A economia provoca mais gastos nos setores secundários e terciários, porque não há um cuidado na gestão da saúde das pessoas. A medicina de família e comunidade começou a ir muito para o privado. Já tinha um apelo do sistema privado por esse profissional, que foi muito valorizado lá. Além de o governo não formar mais médicos de família e diminuir os gastos em atenção primária, perdeu especialistas em medicina de família e comunidade para o setor privado, o que piorou muito a qualidade da atenção primária.

P. – Quais as expectativas da entidade em relação ao governo Lula?

ZZ – Sabemos que será um ano difícil pelas questões orçamentárias. Esperamos que este governo tenha claro que a atenção primária deve ser a coordenadora de todo sistema de saúde. É preciso investir na atenção primária, na formação do médico de família e comunidade, aumentar a resolutividade da atenção primária, voltar com os profissionais do Nasf e investir nos agentes comunitários de saúde, na inovação e nos sistemas de informação. Essa é a lógica de uma boa gestão em saúde.

E esperamos que este governo escute os especialistas em medicina de família e comunidade. Nos acione, procure a Sociedade [Brasileira de Medicina de Família e Comunidade], que temos orientações para dar. Esperamos que o especialista em medicina de família e comunidade seja valorizado, que tenha um plano de carreira, incentivo para a formação.

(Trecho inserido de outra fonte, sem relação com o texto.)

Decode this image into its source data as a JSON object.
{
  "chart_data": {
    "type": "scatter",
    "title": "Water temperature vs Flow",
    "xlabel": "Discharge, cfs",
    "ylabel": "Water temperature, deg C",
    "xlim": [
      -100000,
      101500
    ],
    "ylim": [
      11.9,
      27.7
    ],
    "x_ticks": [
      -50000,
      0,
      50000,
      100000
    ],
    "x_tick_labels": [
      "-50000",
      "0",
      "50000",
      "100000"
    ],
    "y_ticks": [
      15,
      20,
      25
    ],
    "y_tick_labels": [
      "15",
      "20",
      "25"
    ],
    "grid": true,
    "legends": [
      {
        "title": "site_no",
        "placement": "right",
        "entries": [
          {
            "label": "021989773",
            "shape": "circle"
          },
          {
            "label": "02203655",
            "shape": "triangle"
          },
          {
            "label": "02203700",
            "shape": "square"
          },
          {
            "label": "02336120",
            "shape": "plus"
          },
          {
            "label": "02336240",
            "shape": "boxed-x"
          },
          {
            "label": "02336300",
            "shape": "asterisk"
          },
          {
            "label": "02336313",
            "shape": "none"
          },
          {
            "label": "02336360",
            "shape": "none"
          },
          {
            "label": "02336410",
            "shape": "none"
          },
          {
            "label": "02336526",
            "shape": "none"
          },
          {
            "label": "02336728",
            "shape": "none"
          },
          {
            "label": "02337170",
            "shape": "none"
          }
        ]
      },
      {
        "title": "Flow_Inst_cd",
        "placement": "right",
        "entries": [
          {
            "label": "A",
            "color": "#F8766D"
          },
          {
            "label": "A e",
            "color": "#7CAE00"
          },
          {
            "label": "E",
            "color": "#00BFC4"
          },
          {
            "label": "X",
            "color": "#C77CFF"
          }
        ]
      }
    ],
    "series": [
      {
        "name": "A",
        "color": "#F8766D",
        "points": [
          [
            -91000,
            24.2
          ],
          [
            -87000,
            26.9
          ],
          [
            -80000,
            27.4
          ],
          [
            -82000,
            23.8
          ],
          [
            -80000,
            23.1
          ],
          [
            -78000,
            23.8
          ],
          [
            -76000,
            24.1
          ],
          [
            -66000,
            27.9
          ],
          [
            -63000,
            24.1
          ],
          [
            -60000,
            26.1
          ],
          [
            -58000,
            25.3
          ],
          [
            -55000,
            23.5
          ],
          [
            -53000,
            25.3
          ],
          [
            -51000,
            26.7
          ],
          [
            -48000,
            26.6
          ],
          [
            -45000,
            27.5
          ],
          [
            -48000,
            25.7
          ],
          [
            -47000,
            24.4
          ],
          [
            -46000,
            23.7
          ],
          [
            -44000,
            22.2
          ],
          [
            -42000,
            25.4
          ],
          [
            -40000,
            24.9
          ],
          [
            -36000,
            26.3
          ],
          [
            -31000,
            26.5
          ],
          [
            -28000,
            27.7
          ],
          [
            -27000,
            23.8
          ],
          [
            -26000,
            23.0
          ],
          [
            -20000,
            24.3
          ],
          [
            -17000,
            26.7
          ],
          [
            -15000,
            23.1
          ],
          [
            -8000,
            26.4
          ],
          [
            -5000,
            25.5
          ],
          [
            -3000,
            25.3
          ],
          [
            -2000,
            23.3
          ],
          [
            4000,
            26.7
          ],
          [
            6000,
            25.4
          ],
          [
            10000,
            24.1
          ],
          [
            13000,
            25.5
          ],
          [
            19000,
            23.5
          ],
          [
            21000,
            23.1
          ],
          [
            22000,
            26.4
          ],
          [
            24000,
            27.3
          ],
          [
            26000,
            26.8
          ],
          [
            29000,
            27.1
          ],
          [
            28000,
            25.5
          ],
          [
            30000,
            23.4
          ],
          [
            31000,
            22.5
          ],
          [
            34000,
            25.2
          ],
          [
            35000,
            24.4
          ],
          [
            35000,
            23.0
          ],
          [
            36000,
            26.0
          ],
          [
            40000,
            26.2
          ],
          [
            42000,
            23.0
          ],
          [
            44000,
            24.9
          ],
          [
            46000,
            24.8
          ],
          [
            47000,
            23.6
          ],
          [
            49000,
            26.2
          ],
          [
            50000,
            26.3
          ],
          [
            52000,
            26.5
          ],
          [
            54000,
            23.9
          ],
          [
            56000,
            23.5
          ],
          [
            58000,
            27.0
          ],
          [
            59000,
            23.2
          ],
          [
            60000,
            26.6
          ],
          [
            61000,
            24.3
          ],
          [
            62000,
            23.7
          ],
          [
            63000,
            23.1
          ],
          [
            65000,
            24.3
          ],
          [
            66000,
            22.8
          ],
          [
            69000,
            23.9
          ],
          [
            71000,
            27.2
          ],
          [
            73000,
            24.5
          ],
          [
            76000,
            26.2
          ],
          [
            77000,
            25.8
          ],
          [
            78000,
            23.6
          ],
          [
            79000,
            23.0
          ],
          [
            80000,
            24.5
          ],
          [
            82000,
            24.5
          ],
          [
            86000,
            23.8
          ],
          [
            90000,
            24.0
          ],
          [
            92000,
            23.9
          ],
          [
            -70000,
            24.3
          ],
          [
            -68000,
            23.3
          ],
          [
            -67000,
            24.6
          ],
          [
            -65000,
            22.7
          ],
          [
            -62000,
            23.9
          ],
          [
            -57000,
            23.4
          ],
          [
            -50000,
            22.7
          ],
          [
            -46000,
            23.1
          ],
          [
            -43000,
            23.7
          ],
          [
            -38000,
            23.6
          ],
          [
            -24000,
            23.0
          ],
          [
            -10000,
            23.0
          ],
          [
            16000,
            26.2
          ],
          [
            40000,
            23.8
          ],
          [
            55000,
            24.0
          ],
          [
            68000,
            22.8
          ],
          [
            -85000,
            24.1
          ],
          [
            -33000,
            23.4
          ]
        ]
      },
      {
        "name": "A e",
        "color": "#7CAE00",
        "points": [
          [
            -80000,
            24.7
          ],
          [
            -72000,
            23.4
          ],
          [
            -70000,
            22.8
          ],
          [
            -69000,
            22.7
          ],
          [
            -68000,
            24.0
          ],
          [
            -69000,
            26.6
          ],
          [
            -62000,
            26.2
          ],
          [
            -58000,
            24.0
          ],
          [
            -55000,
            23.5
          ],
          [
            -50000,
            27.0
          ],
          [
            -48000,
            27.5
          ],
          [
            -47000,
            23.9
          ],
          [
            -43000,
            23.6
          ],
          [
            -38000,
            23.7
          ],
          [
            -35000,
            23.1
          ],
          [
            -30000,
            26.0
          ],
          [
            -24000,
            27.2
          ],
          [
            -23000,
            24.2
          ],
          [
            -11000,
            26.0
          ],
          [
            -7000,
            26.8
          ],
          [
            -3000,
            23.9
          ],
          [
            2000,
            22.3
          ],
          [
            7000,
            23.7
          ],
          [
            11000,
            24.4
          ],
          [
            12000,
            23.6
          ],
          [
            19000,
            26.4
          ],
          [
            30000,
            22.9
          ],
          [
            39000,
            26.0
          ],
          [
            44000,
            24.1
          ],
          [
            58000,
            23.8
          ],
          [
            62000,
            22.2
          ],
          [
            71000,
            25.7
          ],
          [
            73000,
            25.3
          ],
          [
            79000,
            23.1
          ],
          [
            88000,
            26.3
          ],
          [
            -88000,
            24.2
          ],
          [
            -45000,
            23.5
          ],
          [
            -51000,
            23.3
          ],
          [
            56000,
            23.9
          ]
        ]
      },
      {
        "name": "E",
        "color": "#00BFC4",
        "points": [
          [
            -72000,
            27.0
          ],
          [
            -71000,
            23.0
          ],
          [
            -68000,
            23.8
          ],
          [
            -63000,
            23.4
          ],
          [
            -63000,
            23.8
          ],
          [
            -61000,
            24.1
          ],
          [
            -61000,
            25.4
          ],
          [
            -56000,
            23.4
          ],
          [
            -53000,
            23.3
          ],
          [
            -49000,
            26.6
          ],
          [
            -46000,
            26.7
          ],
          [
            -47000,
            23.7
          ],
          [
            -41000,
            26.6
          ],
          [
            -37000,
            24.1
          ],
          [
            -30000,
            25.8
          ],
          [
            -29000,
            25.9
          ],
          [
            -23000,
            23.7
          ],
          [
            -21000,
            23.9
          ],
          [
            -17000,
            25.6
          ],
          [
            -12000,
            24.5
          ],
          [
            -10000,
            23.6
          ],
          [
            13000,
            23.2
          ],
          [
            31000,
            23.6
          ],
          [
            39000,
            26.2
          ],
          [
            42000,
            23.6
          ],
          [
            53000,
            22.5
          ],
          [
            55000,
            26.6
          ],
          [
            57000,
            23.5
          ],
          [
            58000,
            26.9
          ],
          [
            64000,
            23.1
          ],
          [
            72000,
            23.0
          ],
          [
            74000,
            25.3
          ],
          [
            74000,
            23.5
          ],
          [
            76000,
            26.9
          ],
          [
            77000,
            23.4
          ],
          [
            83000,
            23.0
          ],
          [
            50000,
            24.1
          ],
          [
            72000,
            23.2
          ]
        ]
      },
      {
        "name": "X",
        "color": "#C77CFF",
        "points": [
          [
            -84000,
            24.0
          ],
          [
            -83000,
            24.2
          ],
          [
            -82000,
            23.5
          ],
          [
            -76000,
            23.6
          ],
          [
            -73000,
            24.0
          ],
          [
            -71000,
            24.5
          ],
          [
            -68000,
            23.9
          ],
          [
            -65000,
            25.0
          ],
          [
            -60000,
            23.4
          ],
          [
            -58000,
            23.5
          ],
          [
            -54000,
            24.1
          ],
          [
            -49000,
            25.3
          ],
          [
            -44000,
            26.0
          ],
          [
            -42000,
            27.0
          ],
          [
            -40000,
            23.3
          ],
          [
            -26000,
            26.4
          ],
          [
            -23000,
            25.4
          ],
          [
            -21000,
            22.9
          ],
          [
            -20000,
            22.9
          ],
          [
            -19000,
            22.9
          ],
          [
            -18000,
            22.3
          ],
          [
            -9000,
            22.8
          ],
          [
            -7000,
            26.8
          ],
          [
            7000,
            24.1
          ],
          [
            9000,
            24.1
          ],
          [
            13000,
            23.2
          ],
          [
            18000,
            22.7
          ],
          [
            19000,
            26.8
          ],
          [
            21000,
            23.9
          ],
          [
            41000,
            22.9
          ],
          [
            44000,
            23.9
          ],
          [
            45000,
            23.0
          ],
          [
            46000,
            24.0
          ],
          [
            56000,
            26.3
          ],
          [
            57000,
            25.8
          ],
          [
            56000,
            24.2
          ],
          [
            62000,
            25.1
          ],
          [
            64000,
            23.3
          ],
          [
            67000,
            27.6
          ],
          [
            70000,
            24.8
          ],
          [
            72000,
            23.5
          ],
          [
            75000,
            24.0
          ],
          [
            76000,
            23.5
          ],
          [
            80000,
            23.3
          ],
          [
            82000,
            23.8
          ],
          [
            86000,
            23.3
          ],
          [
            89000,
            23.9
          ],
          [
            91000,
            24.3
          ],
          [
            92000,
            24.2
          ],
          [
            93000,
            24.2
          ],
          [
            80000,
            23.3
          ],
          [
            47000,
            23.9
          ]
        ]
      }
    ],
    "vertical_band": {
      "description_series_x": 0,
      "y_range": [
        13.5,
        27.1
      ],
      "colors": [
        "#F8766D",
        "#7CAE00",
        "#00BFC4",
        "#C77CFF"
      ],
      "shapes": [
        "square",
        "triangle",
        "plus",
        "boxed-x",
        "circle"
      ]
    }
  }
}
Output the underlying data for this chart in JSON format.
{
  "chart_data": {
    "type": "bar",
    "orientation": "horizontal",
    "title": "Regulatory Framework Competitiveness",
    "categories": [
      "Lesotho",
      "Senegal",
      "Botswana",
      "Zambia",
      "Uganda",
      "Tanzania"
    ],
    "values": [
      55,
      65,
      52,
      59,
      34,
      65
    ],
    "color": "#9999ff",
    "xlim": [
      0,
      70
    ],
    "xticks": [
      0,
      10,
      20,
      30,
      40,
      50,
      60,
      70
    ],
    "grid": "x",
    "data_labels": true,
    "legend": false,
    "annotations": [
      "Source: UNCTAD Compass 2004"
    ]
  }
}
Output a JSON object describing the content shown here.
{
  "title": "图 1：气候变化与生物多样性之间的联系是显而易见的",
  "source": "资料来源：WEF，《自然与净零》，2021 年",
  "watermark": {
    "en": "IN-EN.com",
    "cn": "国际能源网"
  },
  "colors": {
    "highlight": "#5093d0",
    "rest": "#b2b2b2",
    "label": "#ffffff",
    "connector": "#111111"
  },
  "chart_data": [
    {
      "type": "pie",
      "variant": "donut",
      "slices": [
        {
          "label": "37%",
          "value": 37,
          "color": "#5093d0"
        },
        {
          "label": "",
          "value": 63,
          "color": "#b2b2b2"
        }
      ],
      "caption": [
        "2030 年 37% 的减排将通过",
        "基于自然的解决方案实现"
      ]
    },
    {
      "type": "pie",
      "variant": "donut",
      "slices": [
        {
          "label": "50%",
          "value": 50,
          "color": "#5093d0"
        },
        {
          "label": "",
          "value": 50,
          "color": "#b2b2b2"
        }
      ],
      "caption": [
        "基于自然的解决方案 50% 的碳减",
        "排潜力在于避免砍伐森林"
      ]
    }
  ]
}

Assim como incentivamos os médicos de provimento emergencial com bolsas maiores, devemos incentivar os que fazem residência em medicina de família para que também tenham bolsas maiores, um processo de carreira médica e fixação dentro da Estratégia Saúde da Família.

Raio-X

Zeliete Linhares Leite Zambon

Presidente da Sociedade Brasileira de Medicina de Família e Comunidade. Graduada em medicina pela Escola Superior de Ciências da Santa Casa de Misericórdia de Vitória, médica de família e comunidade, mestre em ciências do ensino da saúde pela Unifesp. Tem MBA Executivo em gestão de saúde pelo Einstein. É coordenadora de ensino do curso de medicina da Faculdade São Leopoldo Mandic.